Kamar mandi mereka juga sudah di perbaiki, jadi Aida lebih mudah untuk menaruh pakaian basah di sana sebelum akhirnya di jemur di luar rumah. Setelah sekian lama menumpang mandi di kamar mandi musholah, akhirnya dia bisa mandi di rumah sendiri.

"Ya sudah, kalau begitu ayo berangkat!" ajak Habib cepat mendahului langkah Aida.

Wanita itu hanya mengernyit bingung dengan apa yang Habib lakukan depan pakaiannya hari ini. Mereka berangkat menggunakan mobil pribadi Aida, karena Habib tidak punya mobil. Satu-satunya kendaraan yang dia punya hanya sebuah motor butut yang dia beli secara nyicil setelah dia sampai di Jambi dulu.

Meski sudah tua, tapi motor itu yang membantunya bepergian, termasuk membeli kebutuhan toko roti milik pamannya. Habib hanya menggunakan motor itu untuk dirinya sendiri tanpa pernah membonceng siapapun selain pamannya sendiri.

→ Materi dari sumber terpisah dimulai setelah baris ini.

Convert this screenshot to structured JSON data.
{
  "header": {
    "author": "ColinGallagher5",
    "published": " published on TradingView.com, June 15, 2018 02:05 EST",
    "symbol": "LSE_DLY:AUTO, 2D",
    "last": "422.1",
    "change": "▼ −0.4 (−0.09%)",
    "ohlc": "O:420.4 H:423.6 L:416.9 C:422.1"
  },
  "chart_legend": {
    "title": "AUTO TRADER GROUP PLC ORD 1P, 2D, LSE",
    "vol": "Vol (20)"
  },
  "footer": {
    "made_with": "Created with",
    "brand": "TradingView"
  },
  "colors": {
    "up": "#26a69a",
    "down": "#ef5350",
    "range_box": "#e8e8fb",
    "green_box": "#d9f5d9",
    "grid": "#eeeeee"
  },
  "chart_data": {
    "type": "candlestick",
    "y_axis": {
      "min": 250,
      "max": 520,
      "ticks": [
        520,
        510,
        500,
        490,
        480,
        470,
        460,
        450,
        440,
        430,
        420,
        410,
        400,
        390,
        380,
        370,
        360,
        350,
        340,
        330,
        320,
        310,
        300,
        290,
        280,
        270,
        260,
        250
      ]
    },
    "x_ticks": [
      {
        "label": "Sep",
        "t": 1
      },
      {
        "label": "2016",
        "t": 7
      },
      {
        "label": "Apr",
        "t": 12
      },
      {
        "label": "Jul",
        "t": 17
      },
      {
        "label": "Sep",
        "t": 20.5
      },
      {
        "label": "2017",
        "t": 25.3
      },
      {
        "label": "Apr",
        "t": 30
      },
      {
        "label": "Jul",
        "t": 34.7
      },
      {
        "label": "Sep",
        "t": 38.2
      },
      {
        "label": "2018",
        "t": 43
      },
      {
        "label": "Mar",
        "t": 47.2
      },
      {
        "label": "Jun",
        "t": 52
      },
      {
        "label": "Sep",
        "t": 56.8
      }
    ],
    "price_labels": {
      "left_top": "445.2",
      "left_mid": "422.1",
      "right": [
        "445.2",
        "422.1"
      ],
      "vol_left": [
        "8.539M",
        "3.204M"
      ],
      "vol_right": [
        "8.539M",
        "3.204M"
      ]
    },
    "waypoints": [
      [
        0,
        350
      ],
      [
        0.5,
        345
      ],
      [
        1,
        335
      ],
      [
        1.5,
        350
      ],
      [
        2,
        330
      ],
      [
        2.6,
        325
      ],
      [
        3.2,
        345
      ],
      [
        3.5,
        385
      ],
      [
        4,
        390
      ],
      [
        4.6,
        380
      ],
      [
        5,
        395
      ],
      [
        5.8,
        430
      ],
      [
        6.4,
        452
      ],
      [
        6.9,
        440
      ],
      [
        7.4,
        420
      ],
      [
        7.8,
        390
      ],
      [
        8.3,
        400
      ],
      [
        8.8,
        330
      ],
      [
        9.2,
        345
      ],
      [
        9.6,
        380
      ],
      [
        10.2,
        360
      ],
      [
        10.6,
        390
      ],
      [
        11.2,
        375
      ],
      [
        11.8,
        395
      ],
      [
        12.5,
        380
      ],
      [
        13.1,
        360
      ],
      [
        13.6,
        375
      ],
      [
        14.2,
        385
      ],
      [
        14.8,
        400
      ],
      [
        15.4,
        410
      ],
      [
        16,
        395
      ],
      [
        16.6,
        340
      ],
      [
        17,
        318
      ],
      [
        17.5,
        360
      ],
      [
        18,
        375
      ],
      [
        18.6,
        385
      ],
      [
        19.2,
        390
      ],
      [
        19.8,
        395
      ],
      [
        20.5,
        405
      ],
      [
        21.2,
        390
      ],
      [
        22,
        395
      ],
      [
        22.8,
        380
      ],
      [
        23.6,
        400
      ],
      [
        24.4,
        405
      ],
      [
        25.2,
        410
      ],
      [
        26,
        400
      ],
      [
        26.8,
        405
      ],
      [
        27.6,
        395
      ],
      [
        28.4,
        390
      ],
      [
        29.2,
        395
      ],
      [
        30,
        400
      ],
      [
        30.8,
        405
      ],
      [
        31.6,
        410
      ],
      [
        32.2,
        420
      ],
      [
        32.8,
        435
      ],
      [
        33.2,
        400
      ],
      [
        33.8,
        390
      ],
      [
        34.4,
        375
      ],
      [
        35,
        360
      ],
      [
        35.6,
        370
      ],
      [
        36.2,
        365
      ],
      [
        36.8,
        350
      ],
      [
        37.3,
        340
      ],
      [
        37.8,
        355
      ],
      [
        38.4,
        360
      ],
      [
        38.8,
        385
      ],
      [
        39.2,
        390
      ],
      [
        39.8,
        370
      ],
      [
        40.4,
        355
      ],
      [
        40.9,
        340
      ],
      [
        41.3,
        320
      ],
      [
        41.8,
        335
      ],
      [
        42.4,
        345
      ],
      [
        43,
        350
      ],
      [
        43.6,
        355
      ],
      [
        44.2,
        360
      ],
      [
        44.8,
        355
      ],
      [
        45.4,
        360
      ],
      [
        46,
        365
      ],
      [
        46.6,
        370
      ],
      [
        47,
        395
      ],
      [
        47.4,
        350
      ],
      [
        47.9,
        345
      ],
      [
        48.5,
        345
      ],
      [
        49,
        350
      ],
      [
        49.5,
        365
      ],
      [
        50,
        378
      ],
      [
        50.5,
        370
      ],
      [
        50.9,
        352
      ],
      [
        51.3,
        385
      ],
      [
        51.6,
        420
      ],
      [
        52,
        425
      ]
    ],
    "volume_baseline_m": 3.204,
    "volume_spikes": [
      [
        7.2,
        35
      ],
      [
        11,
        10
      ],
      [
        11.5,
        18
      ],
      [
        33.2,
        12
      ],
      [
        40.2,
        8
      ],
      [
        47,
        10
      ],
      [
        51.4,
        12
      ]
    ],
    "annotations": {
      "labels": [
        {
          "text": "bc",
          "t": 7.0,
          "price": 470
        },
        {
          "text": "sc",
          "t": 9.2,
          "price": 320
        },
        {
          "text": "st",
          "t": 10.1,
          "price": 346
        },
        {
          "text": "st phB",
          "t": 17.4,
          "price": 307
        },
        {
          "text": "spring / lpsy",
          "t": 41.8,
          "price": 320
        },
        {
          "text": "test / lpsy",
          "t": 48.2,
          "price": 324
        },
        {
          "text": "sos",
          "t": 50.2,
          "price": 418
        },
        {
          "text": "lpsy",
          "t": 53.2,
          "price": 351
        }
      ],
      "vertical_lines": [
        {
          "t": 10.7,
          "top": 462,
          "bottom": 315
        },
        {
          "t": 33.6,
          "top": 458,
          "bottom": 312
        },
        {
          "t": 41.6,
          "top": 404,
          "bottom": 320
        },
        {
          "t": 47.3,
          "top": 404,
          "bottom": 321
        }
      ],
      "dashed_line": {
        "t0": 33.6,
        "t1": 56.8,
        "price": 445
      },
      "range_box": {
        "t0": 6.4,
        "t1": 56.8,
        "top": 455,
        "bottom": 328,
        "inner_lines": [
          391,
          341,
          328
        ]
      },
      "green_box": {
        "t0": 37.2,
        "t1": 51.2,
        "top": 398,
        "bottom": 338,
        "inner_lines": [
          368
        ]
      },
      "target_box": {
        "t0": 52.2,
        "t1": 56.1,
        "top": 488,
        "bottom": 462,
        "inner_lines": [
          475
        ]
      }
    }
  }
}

Acara di mulai dengan kata sambutan dari paman Kasim, lalu di lanjut dengan pemotongan pita dan makan bersama sebagai bentuk sambutan untuk para tamu dan pengunjung yang datang hari itu. Ruli, dia datang bersama istrinya menghampiri Habib dan Aida.

"Assalamu'alaikum. Bagaimana kabar kalian?" tanya Zainab yang menerima pelukan hangat dari putrinya.

Hanya percakapan basa-basi biasa, tidak ada yang berat dalam perbincangan itu. Hingga Zainab mulai menanyai perkembangan pernikahan putrinya. "Bagaimana? Sudah ada tanda-tanda, belum?" tanya Zainab menyikut lengan Aida.

"Tanda-tanda apa, Bu?"

"Ish, Ibu bingung pada kalian. Sebenarnya kalian suami istri atau bukan, sih?! Sebelum dan sesudah menikah kamu tampak sama saja, sibuk dengan pekerjaanmu. Kasihan kalau suamimu diangguri!" seloroh Zainab.

Aida yang mengerti dengan maksud Zainab pun hanya melirik Habib yang sibuk mengobrol dengan Ruli. Obrolan mereka juga tak jauh dari kata pekerjaan, tapi jangan kira Habib tidak menyadari lirikan Aida.

Dia juga melirik Aida setelah wanita itu kembali mengalihkan pandangannya ke arah lain. Melihat bagaimana raut wajah Zainab yang kelihatan kesal, Habib pun melingkarkan tangannya di pinggang Aida, berusaha untuk memperlihatkan kedekatan antara mereka di depan kedua orang tua.

"Ibu bersabar sedikit, ya? Kami sedang berusaha," kata Habib mendadak membuat Aida mendongak padanya dengan tatapan bingung.

"Beritahu Ibu kalau Aida tidak memberi jatah untukmu, biar nanti Ibu yang ajarkan dia bagaimana caranya melayani suami," kata Zainab pula.

Habib menoleh pada Aida, membuat mereka saling bertatapan. "Dia istri yang sempurna, Bu. Tidak perlu di ajari, dia sudah tahu bagaimana caranya melayani suami," kata Habib masih menatap Aida.

Perubahan sikap Habib yang begitu significant membuat Aida kebingungan sendiri. Bahkan tidak ada satu pun orang yang mengira kalau pernikahan mereka selama satu bulan ini tidak se-harmonis yang mereka kira.

"Habib, ada yang ingin Paman bicarakan denganmu. Ikut Paman sebentar," kata Kasim berbisik pada Habib, membuatnya harus menjauh dari kerumunan keluarga untuk beberapa saat dan mengikuti langkah Kasim yang masuk ke dalam toko roti bagian belakang.